若い頃、それこそプロの仕事がどんなものかも分からず、ともかく言われたことをどれだけスマートに期待通りに仕上げるかくらいしか基準が思いつかなかった頃、アメリカからインターン生が来た。わざわざ日本を選んだのか?と思うのは最近の若い人だけで、50代以降の年寄りはなるほどと思うかもしれない。バブルが弾けたなんて言い方をするが、技術力も生産力も世界トップクラスだった日本は、魅力的なインターン先だったのだ。ただ、英語が話せないなどと言って尻込みをする管理職も多かったから、なかなか見つからないインターン先でもあった。案外日本は魅力的な仕事先だったのだ。
実は、数年前にフランス人の学生から日本でのインターン先を探していると相談されたことがある。フランスで仕事をしている日本人は少なくないが、少々アカデミックな仕事に関わっていたので、相談しやすかったのだろう。だが、探すのは容易ではなかった。今時英語を尻込みしたわけでも、フランス語を恐れたわけでもない。当の本人は日本語を一所懸命勉強しようとしていたし、会話は英語で問題なかった。
難しかった理由はコストだ。英語で尻込みしていた日本企業は、今ではコストで尻込みしている。人件費はとてつもなく大きなコストだ。会社を運営していれば、建物や光熱費などの費用もあれば、仕入れのための費用だったりも考えなければならない。でも、確実にかかる費用でかつ大きな金額となるのが人件費だ。インターン生に給与を払わないなんてことをやっているのは超短期の場合くらいで、研修だからタダってことはない。
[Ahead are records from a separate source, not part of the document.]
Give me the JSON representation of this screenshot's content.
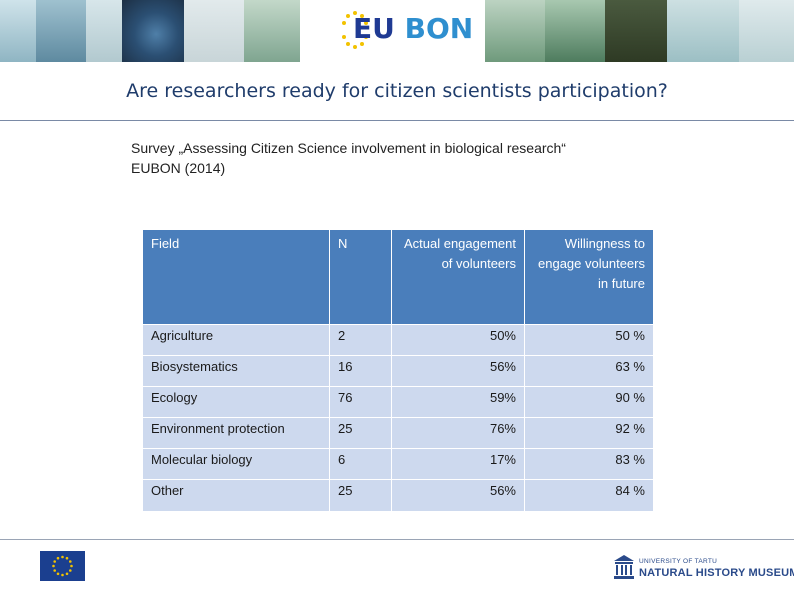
{
  "header": {
    "logo_text_eu": "EU",
    "logo_text_bon": "BON",
    "brand_colors": {
      "eu": "#1f3a93",
      "bon": "#2f8fcf",
      "stars": "#f2c200"
    }
  },
  "slide": {
    "title": "Are researchers ready for citizen scientists participation?",
    "subtitle_line1": "Survey „Assessing Citizen Science involvement in biological research“",
    "subtitle_line2": "EUBON (2014)"
  },
  "table": {
    "headers": {
      "field": "Field",
      "n": "N",
      "actual": "Actual engagement of volunteers",
      "willingness": "Willingness to engage volunteers in future"
    },
    "rows": [
      {
        "field": "Agriculture",
        "n": "2",
        "actual": "50%",
        "willingness": "50 %"
      },
      {
        "field": "Biosystematics",
        "n": "16",
        "actual": "56%",
        "willingness": "63 %"
      },
      {
        "field": "Ecology",
        "n": "76",
        "actual": "59%",
        "willingness": "90 %"
      },
      {
        "field": "Environment protection",
        "n": "25",
        "actual": "76%",
        "willingness": "92 %"
      },
      {
        "field": "Molecular biology",
        "n": "6",
        "actual": "17%",
        "willingness": "83 %"
      },
      {
        "field": "Other",
        "n": "25",
        "actual": "56%",
        "willingness": "84 %"
      }
    ],
    "colors": {
      "header_bg": "#4a7ebb",
      "row_bg": "#cdd9ee"
    }
  },
  "footer": {
    "eu_flag": "eu-flag-icon",
    "university_line1": "UNIVERSITY OF TARTU",
    "university_line2": "NATURAL HISTORY MUSEUM"
  }
}
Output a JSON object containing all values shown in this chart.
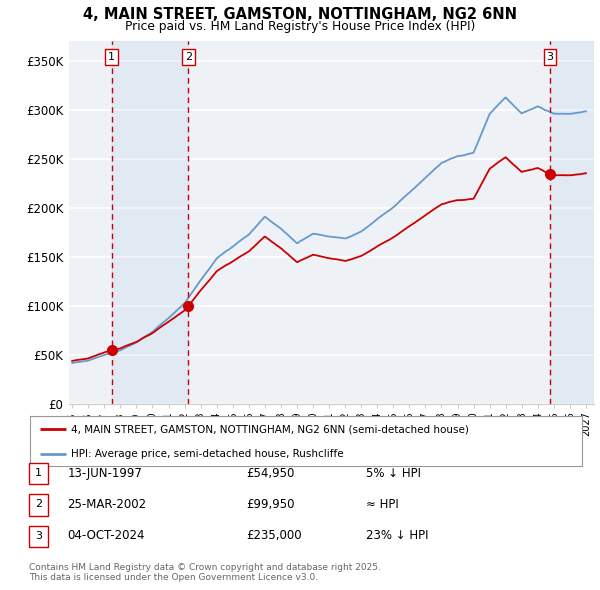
{
  "title_line1": "4, MAIN STREET, GAMSTON, NOTTINGHAM, NG2 6NN",
  "title_line2": "Price paid vs. HM Land Registry's House Price Index (HPI)",
  "ylim": [
    0,
    370000
  ],
  "yticks": [
    0,
    50000,
    100000,
    150000,
    200000,
    250000,
    300000,
    350000
  ],
  "ytick_labels": [
    "£0",
    "£50K",
    "£100K",
    "£150K",
    "£200K",
    "£250K",
    "£300K",
    "£350K"
  ],
  "xlim_start": 1994.8,
  "xlim_end": 2027.5,
  "background_color": "#ffffff",
  "plot_bg_color": "#eef2f7",
  "grid_color": "#ffffff",
  "hpi_color": "#6699cc",
  "price_color": "#cc0000",
  "sale1_date": 1997.45,
  "sale1_price": 54950,
  "sale1_label": "1",
  "sale2_date": 2002.23,
  "sale2_price": 99950,
  "sale2_label": "2",
  "sale3_date": 2024.76,
  "sale3_price": 235000,
  "sale3_label": "3",
  "legend_line1": "4, MAIN STREET, GAMSTON, NOTTINGHAM, NG2 6NN (semi-detached house)",
  "legend_line2": "HPI: Average price, semi-detached house, Rushcliffe",
  "table_rows": [
    {
      "num": "1",
      "date": "13-JUN-1997",
      "price": "£54,950",
      "rel": "5% ↓ HPI"
    },
    {
      "num": "2",
      "date": "25-MAR-2002",
      "price": "£99,950",
      "rel": "≈ HPI"
    },
    {
      "num": "3",
      "date": "04-OCT-2024",
      "price": "£235,000",
      "rel": "23% ↓ HPI"
    }
  ],
  "footnote": "Contains HM Land Registry data © Crown copyright and database right 2025.\nThis data is licensed under the Open Government Licence v3.0.",
  "hpi_key_years": [
    1995,
    1996,
    1997,
    1998,
    1999,
    2000,
    2001,
    2002,
    2003,
    2004,
    2005,
    2006,
    2007,
    2008,
    2009,
    2010,
    2011,
    2012,
    2013,
    2014,
    2015,
    2016,
    2017,
    2018,
    2019,
    2020,
    2021,
    2022,
    2023,
    2024,
    2025,
    2026,
    2027
  ],
  "hpi_key_vals": [
    42000,
    45000,
    50000,
    55000,
    63000,
    74000,
    88000,
    103000,
    126000,
    149000,
    161000,
    173000,
    191000,
    179000,
    164000,
    174000,
    171000,
    169000,
    176000,
    189000,
    201000,
    216000,
    231000,
    246000,
    253000,
    256000,
    296000,
    313000,
    296000,
    304000,
    296000,
    296000,
    299000
  ]
}
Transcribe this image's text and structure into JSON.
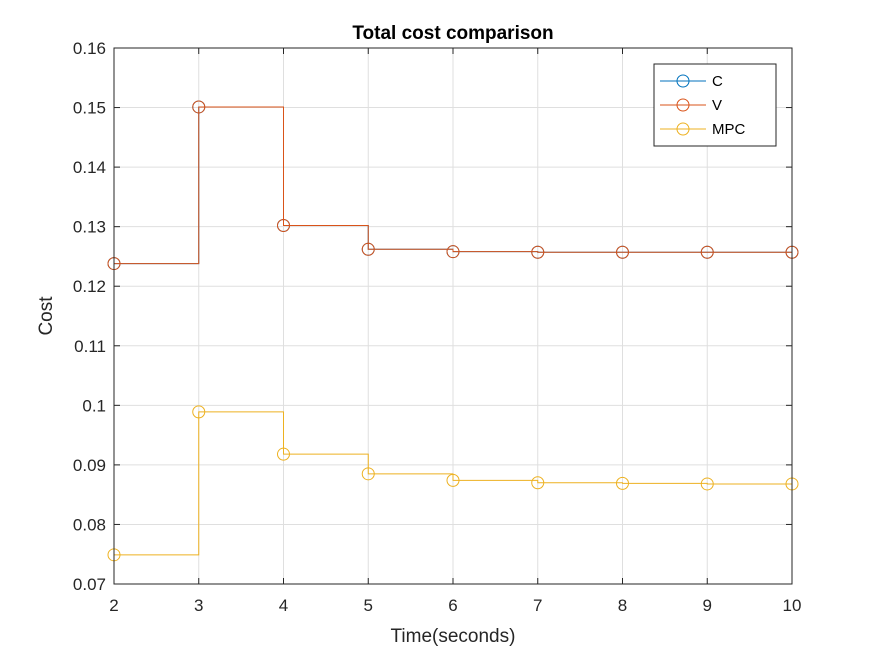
{
  "chart_data": {
    "type": "line",
    "step": true,
    "title": "Total cost comparison",
    "xlabel": "Time(seconds)",
    "ylabel": "Cost",
    "xlim": [
      2,
      10
    ],
    "ylim": [
      0.07,
      0.16
    ],
    "xticks": [
      "2",
      "3",
      "4",
      "5",
      "6",
      "7",
      "8",
      "9",
      "10"
    ],
    "yticks": [
      "0.07",
      "0.08",
      "0.09",
      "0.1",
      "0.11",
      "0.12",
      "0.13",
      "0.14",
      "0.15",
      "0.16"
    ],
    "grid": true,
    "legend_position": "top-right",
    "x": [
      2,
      3,
      4,
      5,
      6,
      7,
      8,
      9,
      10
    ],
    "series": [
      {
        "name": "C",
        "color": "#0072BD",
        "values": [
          0.1238,
          0.1501,
          0.1302,
          0.1262,
          0.1258,
          0.1257,
          0.1257,
          0.1257,
          0.1257
        ]
      },
      {
        "name": "V",
        "color": "#D95319",
        "values": [
          0.1238,
          0.1501,
          0.1302,
          0.1262,
          0.1258,
          0.1257,
          0.1257,
          0.1257,
          0.1257
        ]
      },
      {
        "name": "MPC",
        "color": "#EDB120",
        "values": [
          0.0749,
          0.0989,
          0.0918,
          0.0885,
          0.0874,
          0.087,
          0.0869,
          0.0868,
          0.0868
        ]
      }
    ]
  }
}
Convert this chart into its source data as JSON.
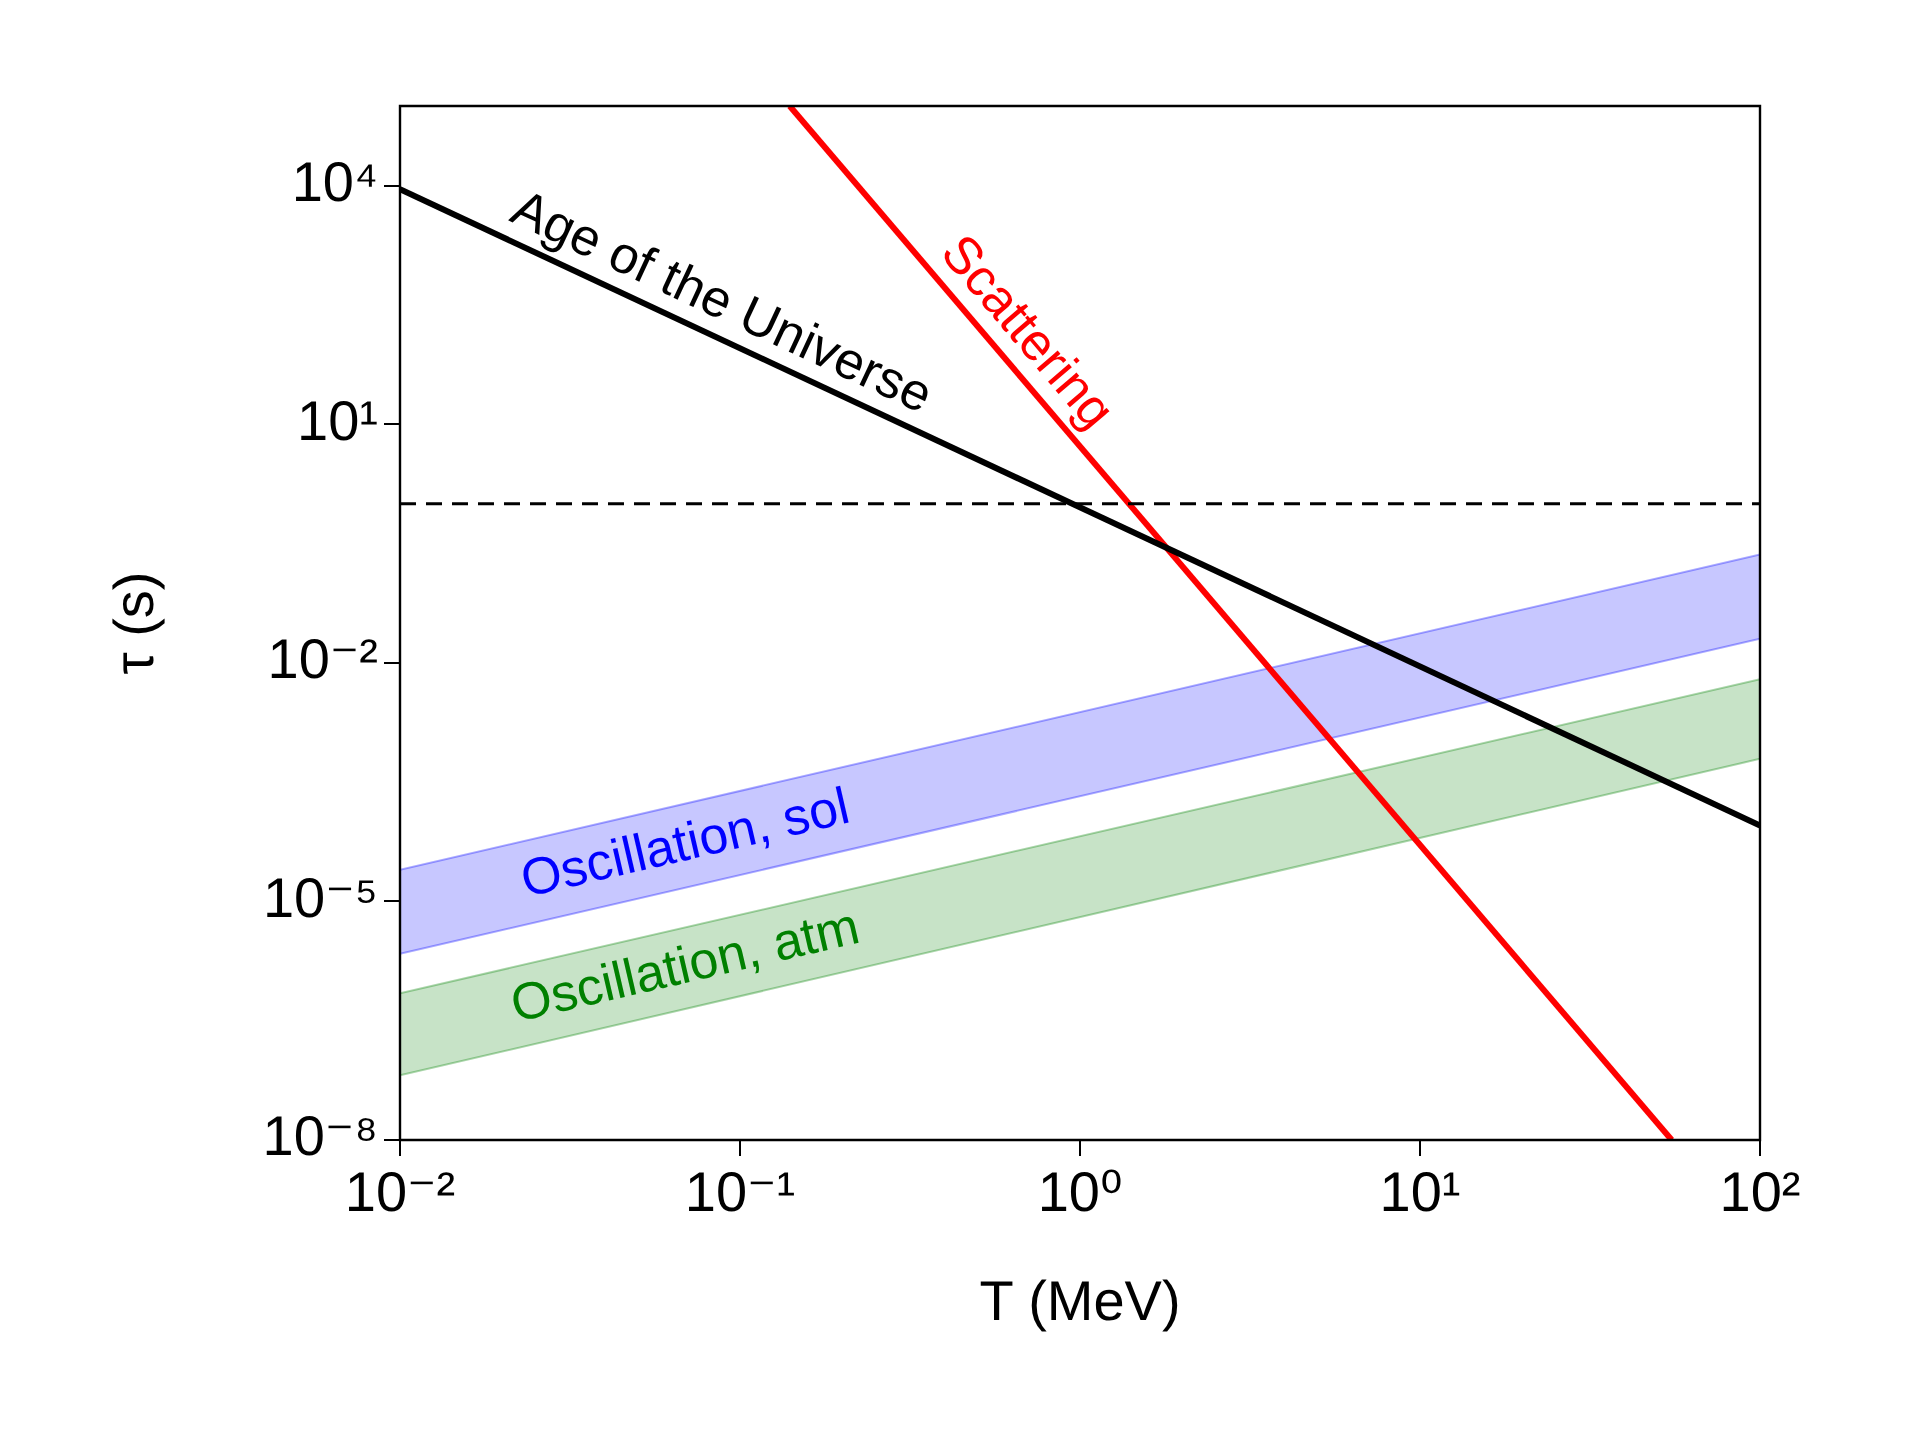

そんなわけで、最近ではコストが問題だから受け入れなくなってきた海外インターンだが、そのアメリカから来たインターン生は大変に良く仕事をする人で、あっという間に正社員と同じレベルで仕事をするようになった。社員の親睦会で日本のテレビの真似をして、周囲を楽しませることまでした。アメリカ人ってすごいなと感心させられたのだった。そのアメリカ人は日本人の仕事ぶりを見ていて、よく真面目に働くなと思っていたらしい。
インターンの期間(確か半年だったと記憶している)も半ばを過ぎた頃、ちょっとした事件がおこった。インターン生の働いていた部門の隣の開発部門がやっていたプロジェクトが、中止となったのだ。インターン生の仕事の一部は、その開発部門の作っていた英語のマニュアルをネイティブチェックして校正することだったのだが、当然その仕事も無くなった。それどころか、そのプロジェクトが中止となった開発部門はしばらくの間仕事が無くなったのだった。管理職は浮いたリソースを別なプロジェクトに回すとか、次の仕事を探してくるとか、それなりに忙しかったのだが、若い人たちは特段することもなかった。だから出社してはくるものの、残務整理を多少する程度であとはおしゃべりをして過ごしていた。
インターン生から見れば何事かと訝しむところだ。日本語で色々話をしていても、誰もインターン生には詳しく説明しなかったから、数日して異変に気づいたインターン生が質問をしてきた。「何で仕事をしないの?」という至極真っ当な疑問である。真面目だと思っていた日本人が遊んでいるのだ。そうだった、彼は日本語が分からないじゃないかとプロジェクトの中止を伝える。すると、インターン生の反応は意外なものだった。
「ああ、そういうことね。よくあるよね。契約解除になるのかな。次の仕事がすぐ見つかるといいね。」
ここはアメリカじゃない。終身雇用だから次の仕事待ちだ。そんな説明はややこしくてうまくできなかった。そもそもインターン生だって仕事が危ういだろうに、当たり前すぎて気にしていないのだった。
人件費はコストだ。だから仕事がなくなれば解雇する。そのくらいの発想で動いているのがアメリカ社会でもある。逆にいえば、そのコストである人件費を効率よく運営して価値を生み出すのが経営だ。
ここまでは理解しやすい。不思議なのは、コストのかかる人を効率よく運営するためには、マイクロマネージメントも必要だと考える日本人が少なからずいることだ。「お前には金がかかっているんだ。その金に見合った仕事をしろ。俺のいう通りにやれ。」である。まあ、分からないでもないが、たいてい言われた側の感想は、「やれやれ老害だ。」である。
人件費はコストだと書いた。コストとは使い捨ての償却される費用である。だが、欧州では、これを文字通りコストだと思って経営してはいない。多くの国が日本のような終身雇用で、解雇すれば多額の費用がかかるが、育ってくれれば金を生み出す投資先だと思っている。
つまり、人件費は投資。コストがかかるから自由に発想させて、良い部分を最大限掬いとるのが経営なのだ。もちろん投資だから、マイクロマネジメントは厳禁である。日本の常識で働いていると、何か事件が起きた時に、少々面食らうことになる。